Uh, no. Man, from the minute I was diagnosed in 2007, I didn’t want to be the cancer patient who is sitting at home, unable to work. This is what I do. It’s who I am. If I’m too weak to work, I’m admitting that I’m too weak to live. I’d be miserable. If I didn’t travel, if I didn’t work, if I didn’t exhaust myself doing mixed martial arts or P90X in my living room, if Kristin and I didn’t don boxing gloves and spar after poison has been shot into my body, I guarantee you I would have succumbed to cancer years ago.
After my diagnosis, I looked up appendiceal cancer once on the Internet, and I vo
wed to never research it again. The statistics flashed before me: how rare it is, affecting between 600 and 1,000 people per year, and how deadly—the five-year survival rates are not favorable. Why would I seek out such information? It would only scare me more. And that’s when I decided that, yes, I’m going to trust my doctors and my medicine, but that’s not how you beat cancer. You beat cancer by continuing to live. By refusing to be just a cancer patient.
For the past seven years, I’ve very consciously tried to model perseverance for Taelor and Sydni. If they can see me working hard, if they can see me not quitting, that’s something they can take with them for the rest of their lives. As I’ve said, it’s not courageous—it’s born of necessity. If you want to stay here, you have no choice but to fight.
But I honestly believe that my lifelong apprenticeship in sports helped prepare me for this mother of all challenges. You know the story of Louis Zamperini, right?—the “unbroken” Olympic runner and World War II veteran whose story of survival, resilience, and redemption was chronicled in a bestselling book and brought to the big screen by Angelina Jolie. Before his death last year at ninety-seven, Zamperini said that his athletic training helped him overcome the beatings and torture he endured at the hands of the Japanese during his years as a prisoner of war. “You have to learn self-discipline if you are going to succeed as an athlete,” Zamperini said when asked to reflect on how he got through those years. “For another thing, you have to have confidence in yourself and believe that no matter what you’re faced with, you can deal with it—that you just can’t give up. And then there’s the aspect of staying in shape. And humor helped a lot, even in the gravest times.”

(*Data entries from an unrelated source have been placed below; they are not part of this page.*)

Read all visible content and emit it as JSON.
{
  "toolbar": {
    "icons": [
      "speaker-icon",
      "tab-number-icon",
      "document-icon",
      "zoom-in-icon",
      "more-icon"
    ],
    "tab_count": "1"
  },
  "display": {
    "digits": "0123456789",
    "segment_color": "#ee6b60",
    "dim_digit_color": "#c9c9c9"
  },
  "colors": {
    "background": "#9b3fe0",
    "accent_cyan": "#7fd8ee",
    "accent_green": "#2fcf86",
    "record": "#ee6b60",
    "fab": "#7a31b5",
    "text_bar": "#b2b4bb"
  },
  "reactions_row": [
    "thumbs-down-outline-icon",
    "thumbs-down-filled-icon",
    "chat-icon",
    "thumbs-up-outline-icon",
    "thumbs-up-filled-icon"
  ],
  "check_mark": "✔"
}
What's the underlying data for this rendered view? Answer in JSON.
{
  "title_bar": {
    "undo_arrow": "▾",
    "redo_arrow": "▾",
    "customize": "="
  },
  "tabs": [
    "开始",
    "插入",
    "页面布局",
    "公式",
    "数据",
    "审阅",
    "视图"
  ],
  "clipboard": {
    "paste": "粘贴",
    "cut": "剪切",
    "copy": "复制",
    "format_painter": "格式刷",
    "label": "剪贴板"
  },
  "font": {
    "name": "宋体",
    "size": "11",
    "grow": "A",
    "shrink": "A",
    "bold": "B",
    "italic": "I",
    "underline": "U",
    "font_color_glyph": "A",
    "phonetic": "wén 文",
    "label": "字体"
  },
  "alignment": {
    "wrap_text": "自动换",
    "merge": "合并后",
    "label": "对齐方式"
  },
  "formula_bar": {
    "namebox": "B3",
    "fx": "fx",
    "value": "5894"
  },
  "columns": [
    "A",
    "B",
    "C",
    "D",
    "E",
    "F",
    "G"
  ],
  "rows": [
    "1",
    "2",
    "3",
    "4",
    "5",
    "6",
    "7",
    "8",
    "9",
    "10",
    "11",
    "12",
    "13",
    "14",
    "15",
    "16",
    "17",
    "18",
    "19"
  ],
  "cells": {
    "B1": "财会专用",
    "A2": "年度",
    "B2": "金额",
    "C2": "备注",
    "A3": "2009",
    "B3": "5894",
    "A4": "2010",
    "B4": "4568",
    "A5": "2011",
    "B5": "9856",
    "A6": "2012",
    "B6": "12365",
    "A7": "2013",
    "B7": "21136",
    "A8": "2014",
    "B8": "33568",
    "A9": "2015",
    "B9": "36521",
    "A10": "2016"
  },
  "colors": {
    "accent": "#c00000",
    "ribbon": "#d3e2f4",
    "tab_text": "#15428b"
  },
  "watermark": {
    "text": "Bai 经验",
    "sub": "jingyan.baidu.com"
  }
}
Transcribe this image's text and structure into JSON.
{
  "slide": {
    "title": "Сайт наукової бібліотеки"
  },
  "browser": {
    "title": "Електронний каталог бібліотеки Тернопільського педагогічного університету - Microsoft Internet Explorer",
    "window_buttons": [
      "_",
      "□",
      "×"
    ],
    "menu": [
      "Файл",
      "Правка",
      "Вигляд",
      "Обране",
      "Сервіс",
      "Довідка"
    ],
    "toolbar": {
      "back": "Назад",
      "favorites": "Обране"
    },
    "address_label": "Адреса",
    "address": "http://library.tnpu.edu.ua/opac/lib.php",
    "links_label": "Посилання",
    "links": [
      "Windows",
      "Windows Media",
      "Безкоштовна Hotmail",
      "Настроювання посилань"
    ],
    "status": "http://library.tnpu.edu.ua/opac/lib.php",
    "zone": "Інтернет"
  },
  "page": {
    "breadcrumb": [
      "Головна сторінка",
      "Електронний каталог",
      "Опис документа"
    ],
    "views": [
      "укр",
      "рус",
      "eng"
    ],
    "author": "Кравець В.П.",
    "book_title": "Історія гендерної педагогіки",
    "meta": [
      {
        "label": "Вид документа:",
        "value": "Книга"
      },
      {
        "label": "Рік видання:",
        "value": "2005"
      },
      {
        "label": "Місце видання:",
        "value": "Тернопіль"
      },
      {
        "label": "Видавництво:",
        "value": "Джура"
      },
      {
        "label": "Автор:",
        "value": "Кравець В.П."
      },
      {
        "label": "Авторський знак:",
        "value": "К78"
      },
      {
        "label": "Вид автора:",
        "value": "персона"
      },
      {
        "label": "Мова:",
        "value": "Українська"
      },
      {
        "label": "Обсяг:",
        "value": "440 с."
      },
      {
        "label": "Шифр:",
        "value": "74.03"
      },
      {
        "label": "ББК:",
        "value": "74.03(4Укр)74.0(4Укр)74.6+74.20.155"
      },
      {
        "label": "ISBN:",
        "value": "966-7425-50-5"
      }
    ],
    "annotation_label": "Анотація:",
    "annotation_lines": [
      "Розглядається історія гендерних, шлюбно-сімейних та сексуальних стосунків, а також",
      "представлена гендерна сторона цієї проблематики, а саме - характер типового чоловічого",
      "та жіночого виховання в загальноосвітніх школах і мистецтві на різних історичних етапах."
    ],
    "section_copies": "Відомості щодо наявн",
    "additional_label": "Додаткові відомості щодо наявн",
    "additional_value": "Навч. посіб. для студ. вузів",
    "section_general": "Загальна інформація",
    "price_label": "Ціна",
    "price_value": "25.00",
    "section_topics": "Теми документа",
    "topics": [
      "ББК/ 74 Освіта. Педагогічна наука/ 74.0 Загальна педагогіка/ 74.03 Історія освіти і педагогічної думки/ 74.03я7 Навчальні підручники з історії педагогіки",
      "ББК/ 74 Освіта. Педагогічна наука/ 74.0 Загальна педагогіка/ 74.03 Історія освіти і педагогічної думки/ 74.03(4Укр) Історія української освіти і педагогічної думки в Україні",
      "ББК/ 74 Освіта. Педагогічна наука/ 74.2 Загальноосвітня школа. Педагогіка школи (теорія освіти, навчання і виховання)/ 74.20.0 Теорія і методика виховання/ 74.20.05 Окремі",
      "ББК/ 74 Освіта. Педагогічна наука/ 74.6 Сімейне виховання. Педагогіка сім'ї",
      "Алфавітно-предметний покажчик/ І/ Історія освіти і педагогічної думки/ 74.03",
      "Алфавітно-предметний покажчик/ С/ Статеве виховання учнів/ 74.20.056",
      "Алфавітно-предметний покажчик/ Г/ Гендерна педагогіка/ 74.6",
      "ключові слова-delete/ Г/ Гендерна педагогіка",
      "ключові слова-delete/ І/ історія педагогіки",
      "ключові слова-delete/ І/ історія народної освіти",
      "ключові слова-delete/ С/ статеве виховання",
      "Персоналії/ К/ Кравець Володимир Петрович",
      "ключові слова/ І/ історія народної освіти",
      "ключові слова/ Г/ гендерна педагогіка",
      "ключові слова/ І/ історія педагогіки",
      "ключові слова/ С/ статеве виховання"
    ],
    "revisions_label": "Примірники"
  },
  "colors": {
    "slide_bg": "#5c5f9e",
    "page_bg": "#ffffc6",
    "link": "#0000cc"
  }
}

Hear, hear, Louis. I learned early on from sports that resilience makes all the difference in life. I knew it when one of my earliest idols, Muhammad Ali, got dropped by Smokin’ Joe Frazier in the fifteenth round of their first epic fight. It was a punch that would have kept anyone else flat on the canvas. But back up came Ali, struggling to his feet. He might have had more triumphant moments, but no truly greater one, because nothing ever so valiantly displayed such a pure fighting spirit.